Abstract

The study of grain and defect structure evolution in materials subjected to thermomechanical processing is still an urgent problem because the state of a structure substantially determines the physical and mechanical macro properties of polycrystals and polycrystalline products. Significant changes in the structure of polycrystalline materials are associated with the process of dynamic recrystallization (DRX). To investigate DRX, an extended statistical model of inelastic deformation with internal variables is proposed, which takes into consideration contact interactions between neighboring grains. We constructed a geometric image of the grain structure by applying a Laguerre polyhedron in order to describe such interactions in the statistical framework. During the recrystallization simulation, this image is being reconstructed as new recrystallized grains emerge. This leads to the problem of establishing correspondence between an initial grain structure and a reconstructed structure with the required statistical consistency. To provide such consistency, an optimization problem is formulated to preserve the stress and strain parameters and the recrystallization driving force from changes in a statistical sense. This problem is posed with respect to the distributions of differences in defect-stored energy, mutual misorientation angles between grains and sizes of these grains.

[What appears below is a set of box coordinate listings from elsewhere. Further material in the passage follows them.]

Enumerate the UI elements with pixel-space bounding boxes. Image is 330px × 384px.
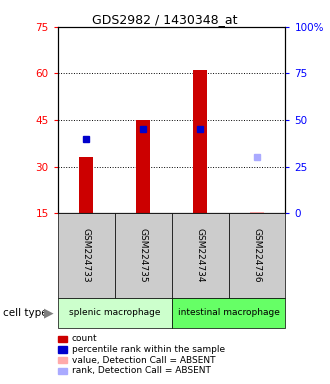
Bar xyxy=(79,157,93,213)
Text: GSM224734: GSM224734 xyxy=(196,228,205,283)
Text: ▶: ▶ xyxy=(44,306,54,319)
Bar xyxy=(136,120,150,213)
Text: rank, Detection Call = ABSENT: rank, Detection Call = ABSENT xyxy=(72,366,211,376)
Text: splenic macrophage: splenic macrophage xyxy=(69,308,160,318)
Text: intestinal macrophage: intestinal macrophage xyxy=(178,308,280,318)
Text: GSM224736: GSM224736 xyxy=(252,228,261,283)
Text: cell type: cell type xyxy=(3,308,48,318)
Text: GDS2982 / 1430348_at: GDS2982 / 1430348_at xyxy=(92,13,238,26)
Text: GSM224735: GSM224735 xyxy=(139,228,148,283)
Text: percentile rank within the sample: percentile rank within the sample xyxy=(72,345,225,354)
Bar xyxy=(250,212,264,213)
Text: value, Detection Call = ABSENT: value, Detection Call = ABSENT xyxy=(72,356,215,365)
Text: count: count xyxy=(72,334,98,343)
Text: GSM224733: GSM224733 xyxy=(82,228,91,283)
Bar xyxy=(193,70,207,213)
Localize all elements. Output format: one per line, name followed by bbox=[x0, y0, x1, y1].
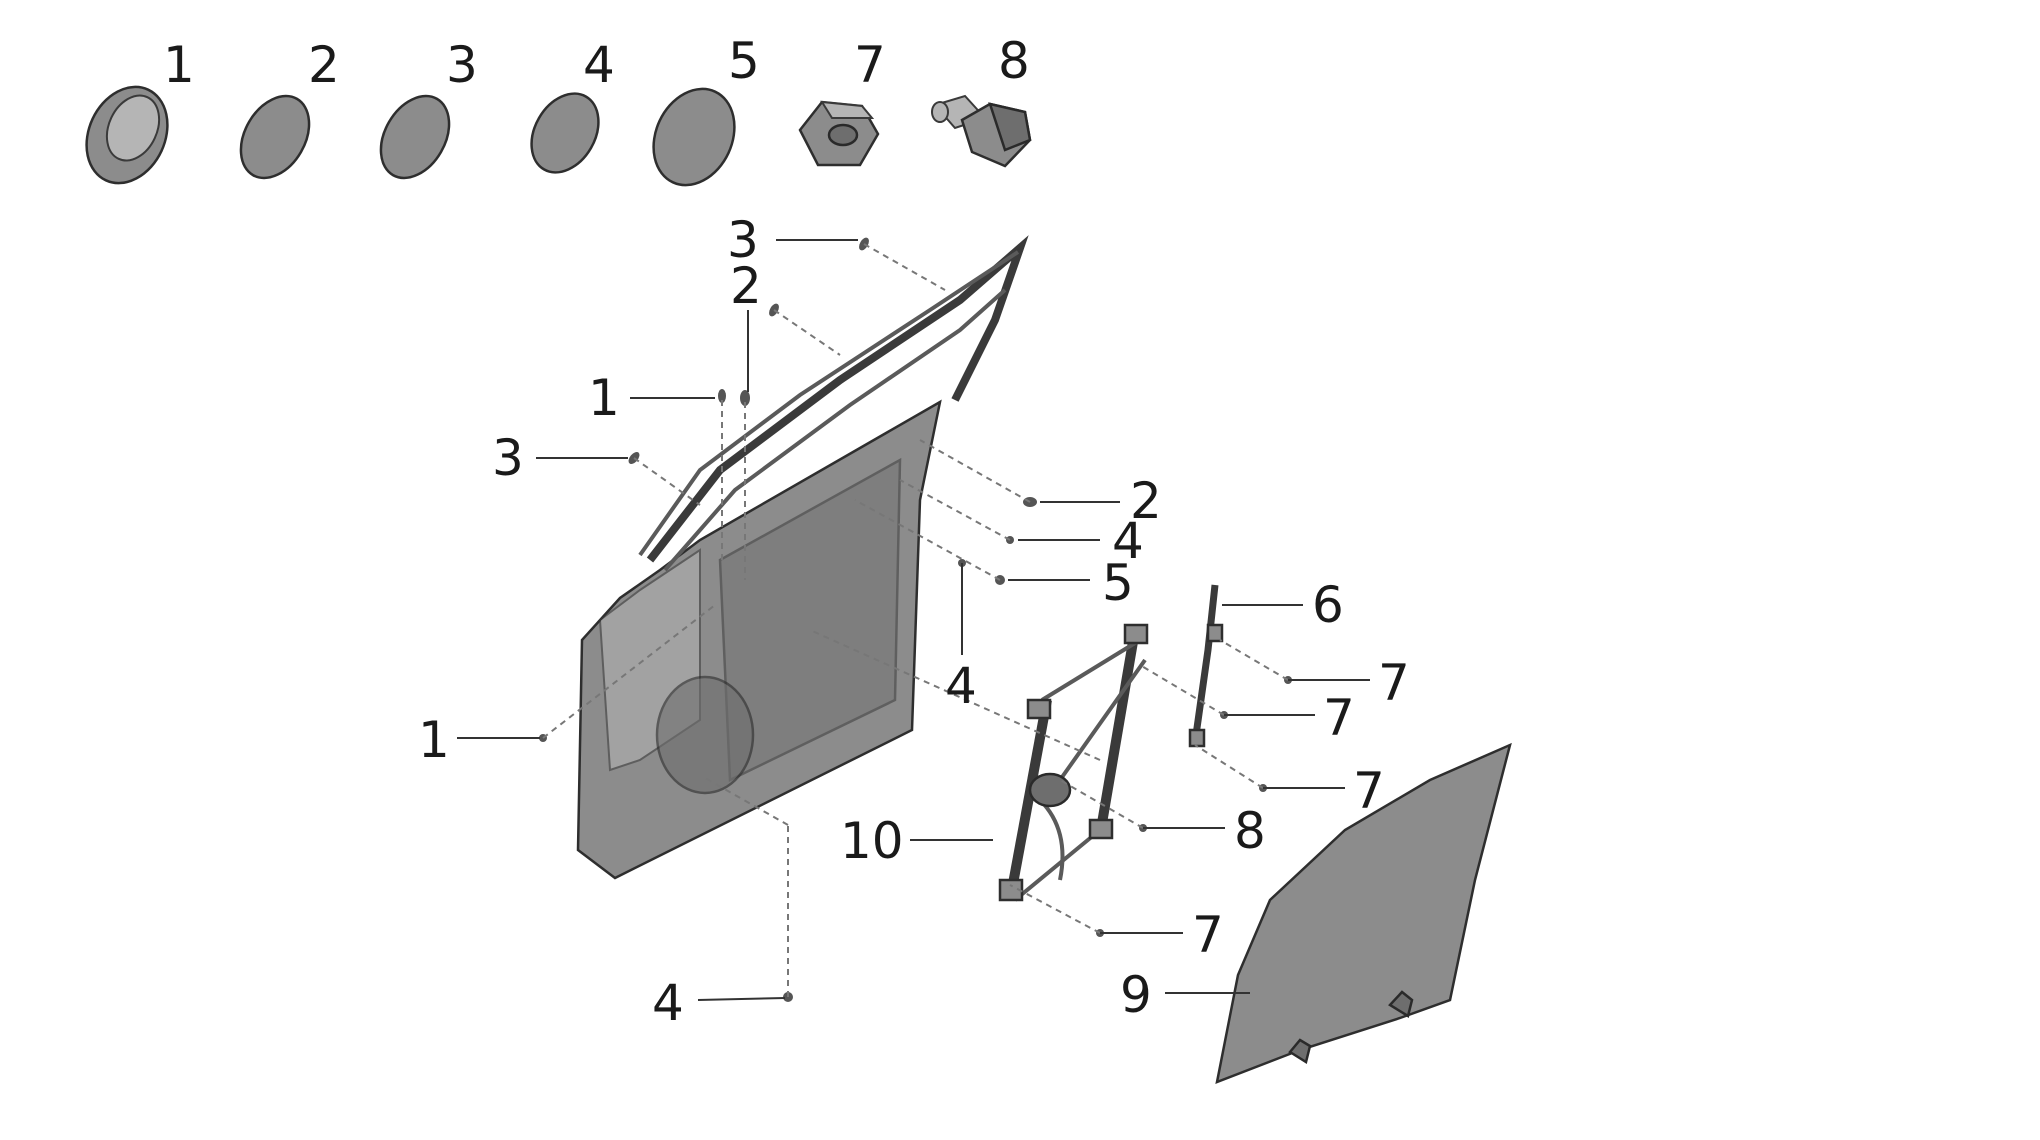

A genetic algorithm is applied for resolution. By the example of simulating inelastic deformation of a representative volume element (a macrosample analogue) of polycrystalline copper, the influence of the mentioned distributions on the material response upon structure reconstruction is shown. Reasonable values for the objective weights and the genetic algorithm parameters were obtained. This paper presents a detailed description of the grain structure correspondence establishment method, the formulation of the optimization problem and the algorithm to resolve it.